Indem wir als Städtepartnerschaft vor Ort die Zivilgesellschaft unterstützen, möchten wir dazu beitragen, Fluchtursachen zu verhindern. Das kostet auch Geld, nämlich Geld für Projekte, die wir nicht allein über Spenden realisieren können. Ernstgemeinte, wertebasierte, feministische Außenpolitik könnte helfen.

Berlin, 12. September 2022

Der Vorstand der Städtepartnerschaft

Hier die Ablehnung der SKEW/Engagement Global im Wortlaut:
Wir haben uns bezüglich der geplanten Delegationsreise an das BMZ gewendet und müssen Ihnen leider mitteilen, dass wir nach eingehender Prüfung und entsprechender Stellungnahme keine Delegationsreise nach Nordsyrien im Rahmen des Kleinprojektefonds kommunale Entwicklungspolitik unterstützen können.
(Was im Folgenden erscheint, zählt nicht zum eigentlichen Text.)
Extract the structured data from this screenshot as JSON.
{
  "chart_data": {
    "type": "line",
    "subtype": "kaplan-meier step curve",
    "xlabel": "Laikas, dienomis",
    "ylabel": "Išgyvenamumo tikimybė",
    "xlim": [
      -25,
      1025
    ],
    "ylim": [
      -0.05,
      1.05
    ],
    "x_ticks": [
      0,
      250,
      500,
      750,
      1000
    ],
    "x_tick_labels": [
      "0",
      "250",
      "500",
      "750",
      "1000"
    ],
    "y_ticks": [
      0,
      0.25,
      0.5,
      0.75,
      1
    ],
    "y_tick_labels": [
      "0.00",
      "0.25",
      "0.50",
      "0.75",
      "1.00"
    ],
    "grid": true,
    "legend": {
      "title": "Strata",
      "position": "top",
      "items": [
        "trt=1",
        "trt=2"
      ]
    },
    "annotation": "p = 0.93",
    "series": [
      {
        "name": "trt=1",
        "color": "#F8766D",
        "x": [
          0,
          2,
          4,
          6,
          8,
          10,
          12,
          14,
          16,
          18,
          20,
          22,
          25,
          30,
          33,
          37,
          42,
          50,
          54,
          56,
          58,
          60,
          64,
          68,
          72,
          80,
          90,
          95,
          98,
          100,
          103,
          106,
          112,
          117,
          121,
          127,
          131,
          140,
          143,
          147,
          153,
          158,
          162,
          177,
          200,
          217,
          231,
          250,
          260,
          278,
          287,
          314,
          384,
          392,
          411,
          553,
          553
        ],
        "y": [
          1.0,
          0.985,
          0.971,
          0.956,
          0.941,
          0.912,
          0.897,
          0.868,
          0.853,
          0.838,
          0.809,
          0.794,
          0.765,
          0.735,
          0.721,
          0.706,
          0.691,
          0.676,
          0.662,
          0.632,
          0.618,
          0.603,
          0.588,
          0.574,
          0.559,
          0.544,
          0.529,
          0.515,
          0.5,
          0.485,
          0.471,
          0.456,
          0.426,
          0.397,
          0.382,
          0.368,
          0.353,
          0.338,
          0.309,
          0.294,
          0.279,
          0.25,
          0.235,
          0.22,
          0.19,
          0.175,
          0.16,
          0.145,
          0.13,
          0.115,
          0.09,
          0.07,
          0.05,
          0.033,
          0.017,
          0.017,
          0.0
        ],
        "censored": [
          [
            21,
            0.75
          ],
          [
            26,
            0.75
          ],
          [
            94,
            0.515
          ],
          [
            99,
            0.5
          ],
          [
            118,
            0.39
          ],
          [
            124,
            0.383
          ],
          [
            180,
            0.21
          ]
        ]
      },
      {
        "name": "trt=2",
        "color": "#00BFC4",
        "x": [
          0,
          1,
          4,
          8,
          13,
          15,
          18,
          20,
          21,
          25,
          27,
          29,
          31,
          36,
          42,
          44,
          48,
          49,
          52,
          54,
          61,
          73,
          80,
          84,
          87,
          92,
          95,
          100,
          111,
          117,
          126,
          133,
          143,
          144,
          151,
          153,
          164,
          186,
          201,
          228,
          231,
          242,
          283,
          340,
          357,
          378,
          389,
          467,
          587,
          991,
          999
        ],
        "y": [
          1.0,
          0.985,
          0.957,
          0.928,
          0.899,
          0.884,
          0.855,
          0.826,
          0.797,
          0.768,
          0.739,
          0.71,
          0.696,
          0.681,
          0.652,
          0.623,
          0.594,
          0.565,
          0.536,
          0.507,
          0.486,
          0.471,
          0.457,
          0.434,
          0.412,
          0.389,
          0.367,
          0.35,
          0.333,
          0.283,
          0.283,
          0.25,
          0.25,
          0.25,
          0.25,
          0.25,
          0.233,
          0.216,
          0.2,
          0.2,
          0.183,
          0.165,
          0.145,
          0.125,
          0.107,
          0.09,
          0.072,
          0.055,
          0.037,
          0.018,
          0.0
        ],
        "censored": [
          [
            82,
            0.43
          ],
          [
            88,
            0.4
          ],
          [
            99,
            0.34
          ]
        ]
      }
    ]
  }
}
Die Entscheidung begründet sich dabei wie folgt:
Aufgrund des anhaltenden Bürgerkriegs sowie die Involvierung von Akteuren in diesem in schwere Verbre­chen gegen das internationale humanitäre Völkerrecht und Menschenrechte (insb. durch das syrische Re­gime) sind Maßnahmen in Syrien für die Bundesrepublik mit hohen politischen Reputationsrisiken verbun­den. Vor diesem Hintergrund findet das Engagement des BMZ in Syrien innerhalb klar definierter Grenzen bzgl. regionalem Fokus und Art der Maßnahmen statt.
In Nordostsyrien ist die bilaterale Unterstützung bis dato auf die arabische Kernregion entlang des Euphrat unter Kontrolle der Syrischen Demokratischen Kräfte in den Gouvernoraten Deir-ez-Zor und Raqqa begrenzt. In Derik im Gouvernorat Al-Hassakah ist eine Unterstützung von Maßnahmen aus Mitteln des BMZ zur Zeit nicht möglich – hier ist einzig die Humanitäre Hilfe des Auswärtigen Amts tätig. Auch eine Zusammenarbeit mit der Stadtverwaltung Derik ist, über zwingende Koordination, aus Mitteln des BMZ nicht möglich.